One of the worst things about holidays for many people is having to leave their pets behind. But with the increasing number of pet-friendly lodgings and a more relaxed attitude towards pet travel, it is now often possible to take your pet along with you when you go on holiday. However, to ensure that you and your pet are welcome, it pays to follow some rules for “petiquette”:
- Research the places of accommodation thoroughly and check just before you leave that they have not changed their management or policy regarding pets staying with guests.
- Be specific when checking if pets are welcome – for example, many hotels do impose a size and weight restriction on canine guests and while they may be happy to accommodate a little poodle, they might not be so keen on a Great Dane. Similarly, be upfront about the kind of pet you have – most people assume you mean dog or cat when you say “pet” so be sure to check that Boris, your Burmese Python, would be just as welcome under their pet policy!
- In general, if you are travelling with a dog, it is best to have your own crate (or at least bed) so that you are confident your dog will not be destructive in the hotel room if you have to leave it unattended.
- It is best not to leave your pet unattended in your room if possible. With dogs, this can avoid any noise complaints from neighbouring rooms and with all pets, this can prevent escape or an attack if a careless staff member enters the room. Some hotels actually have a policy about not leaving pets unattended.
- Be courteous around the hotel with your pet – for example, do not allow it into the hotel pool and make sure it only toilets in appropriate areas. (Of course, make sure you pick up after your pet when it toilets). Do not allow your pet to trample on carefully tended flower beds or manicured lawns and do not allow it to disturb other guests. If your pet makes a mess (eg, vomits), apologise and clean it up promptly.
- Always keep your pet on leash or contained in its cage in public areas – there are many people who are scared of animals or severely allergic and it is your responsibility to make sure that your pet does not affect them.
- Request a ground-floor room if possible as this will mean easier access for you and your pet, as well as avoiding the challenges of things like lifts which your pet may not be accustomed to.
- Teach your dog basic obedience before you embark on your trip. It is essential that you have good control over your animal and that it is able to behave well in a public situation, particularly when you will be taking it into unfamiliar environments with many strangers and new challenges to deal with.
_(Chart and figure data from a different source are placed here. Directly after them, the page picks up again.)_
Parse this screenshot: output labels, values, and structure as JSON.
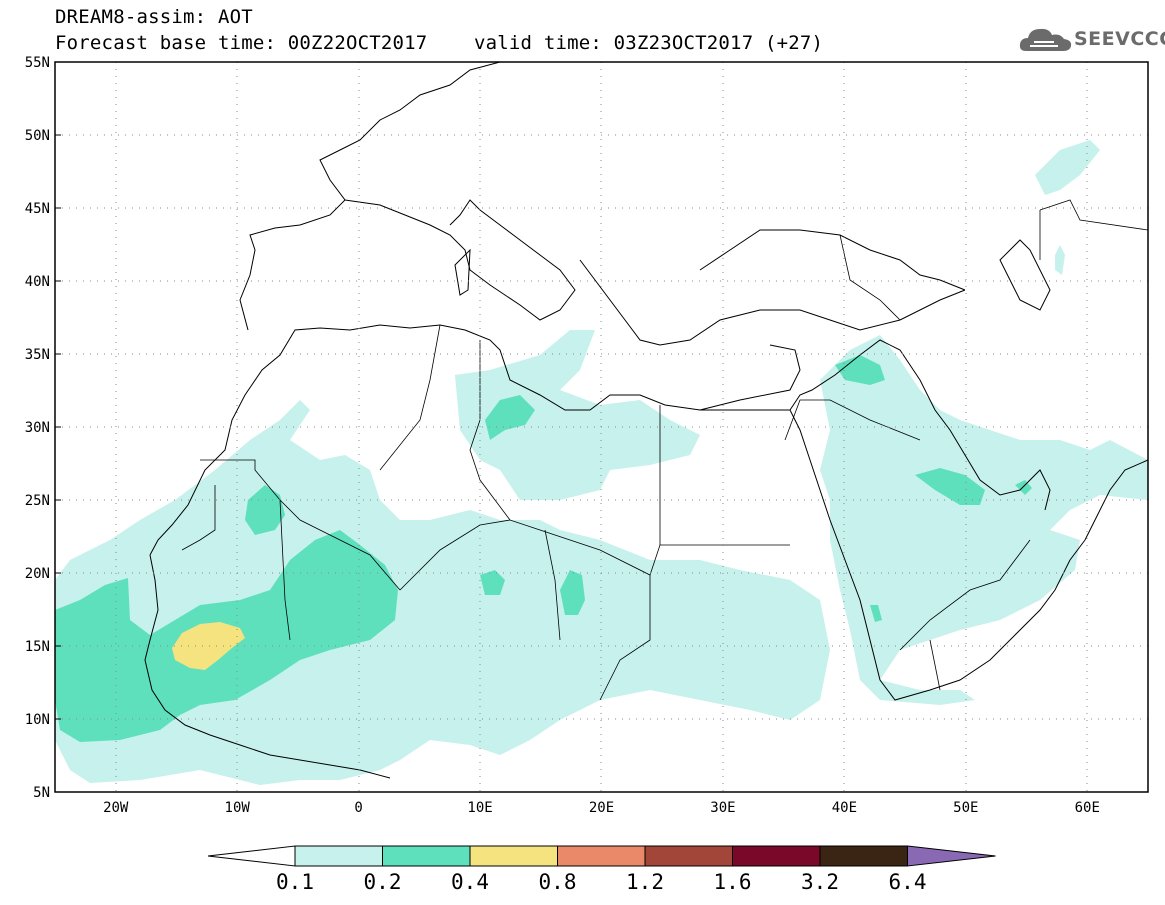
{
  "title": {
    "line1": "DREAM8-assim: AOT",
    "line2": "Forecast base time: 00Z22OCT2017    valid time: 03Z23OCT2017 (+27)"
  },
  "logo": {
    "text": "SEEVCCC",
    "icon": "cloud-icon"
  },
  "map": {
    "lat_labels": [
      "55N",
      "50N",
      "45N",
      "40N",
      "35N",
      "30N",
      "25N",
      "20N",
      "15N",
      "10N",
      "5N"
    ],
    "lon_labels": [
      "20W",
      "10W",
      "0",
      "10E",
      "20E",
      "30E",
      "40E",
      "50E",
      "60E"
    ],
    "lat_range": [
      5,
      55
    ],
    "lon_range": [
      -25,
      65
    ],
    "gridlines": "dotted"
  },
  "colorbar": {
    "ticks": [
      "0.1",
      "0.2",
      "0.4",
      "0.8",
      "1.2",
      "1.6",
      "3.2",
      "6.4"
    ],
    "colors": [
      "#c6f1ec",
      "#5ee0bd",
      "#f5e37f",
      "#e9896a",
      "#a3463a",
      "#7a0828",
      "#3a2414",
      "#8a69b4"
    ],
    "under_color": "#ffffff"
  }
}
- Wherever you are going and whether your trip is long or short, it is advisable to pack a “pet travel kit” which may include the following items: pet bed or crate, documents (eg. vaccination records), extra towels (clean mud, drool, vomit), sheet or blankets to cover furniture, extra leash and collar with ID tags, treats, toys, food and water bowls, toileting equipment (eg, litter tray, scoop bags) and some of your pet’s usual food.
- Carry a current photo of your pet, in case it escapes despite your best efforts and make sure it is wearing up-to-date ID tags. Think also about additional identification systems, like micro-chipping, when preparing for your holiday.
- Make sure you are aware of the emergency procedures for the hotel and make sure you have planned what to do if a disaster occurs and you have to evacuate.
Ultimately, having a safe and enjoyable hotel stay with your pet is all about planning and following the rules of common courtesy. If you do not think you would be able to deal with these additional requirements, then perhaps it would be best to leave your pet at home or in kennels/cattery where they will be safe and well-looked after.